Horoscopes

Aries
March 21 - April 19

You have seen many students on campus this winter with novelty winter hats, from panda bears to sharks, but you have the power to one-up them all. This week you must create the greatest hat ever. I expect to see LED lights.

Taurus
Apr. 20 - May 20

You have seen many students on campus this winter with novelty winter hats, from panda bears to sharks, but you have the power to one-up them all. This week you must create the greatest hat ever. I expect to see LED lights.

Gemini
May 21 - June 21

It’s a perfectly natural reaction — but out of manners and good taste, you should wait until the person is out of earshot before laughing at them for slipping on the ice.

Cancer
June 22 - July 22

He or she might be a really interesting and awesome person with a great sense of humor and a kind heart, but remember: It’s nothing more than an academic crush. Once the class is over you won’t see your professor in quite the same light.

Leo
July 23 - Aug. 22

You don’t need me to tell you what the future holds. You need sleep!

Virgo
Aug. 23 - Sept. 22

I’m happy you’re learning a lot in your classes, but if you keep applying what you have learned in psychology or Concepts of Mathematics to things like your friends’ future prospects, you won’t need your textbook to tell you that no one cares.

Libra
Sept. 23 - Oct. 22

You are quite confident, and that’s good. However, I advise that when recruiters at the Employment Opportunities Conference ask you what your goals are, don’t tell them that one of them is to be the ruler of the world.

Scorpio
Oct. 23 - Nov. 21

I’m sorry to tell you this, but Pandora is not in tune with your feelings. Yes, it plays song after song that touches your heart, but I have been told it is just a program of some sort.

Sagittarius
Nov. 22 - Dec. 21

Movies aren’t often factual.

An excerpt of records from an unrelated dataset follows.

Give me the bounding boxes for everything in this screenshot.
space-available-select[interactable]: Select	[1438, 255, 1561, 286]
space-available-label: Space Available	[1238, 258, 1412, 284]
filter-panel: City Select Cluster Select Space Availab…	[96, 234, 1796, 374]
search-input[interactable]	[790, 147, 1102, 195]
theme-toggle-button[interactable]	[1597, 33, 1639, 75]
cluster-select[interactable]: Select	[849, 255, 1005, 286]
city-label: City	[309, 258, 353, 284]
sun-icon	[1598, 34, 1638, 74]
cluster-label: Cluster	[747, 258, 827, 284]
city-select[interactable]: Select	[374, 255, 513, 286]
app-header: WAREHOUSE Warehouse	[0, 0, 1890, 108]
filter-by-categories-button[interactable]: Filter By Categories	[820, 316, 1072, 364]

That being said, after seeing the preview for The Roommate, I strongly advise doing some research on that pull-in you’re going to be living with next semester.

Capricorn
Dec. 22 - Jan. 19

When you are printing over 60 pages in the cluster three minutes before class, the person behind you isn’t mad at you or wishing you ill. They in fact pity you and are instead cursing your professor.

Aquarius
Jan. 20 - Feb. 18

Considering that this is the Monday after the Superbowl, I really hope that you’re not reading this from jail. If you are, however, I can predict that the rest of your week will be rather interesting, to say the least.

Pisces
Feb. 19 - March 20

Do something nice this week: Save a ChemE from the cluster.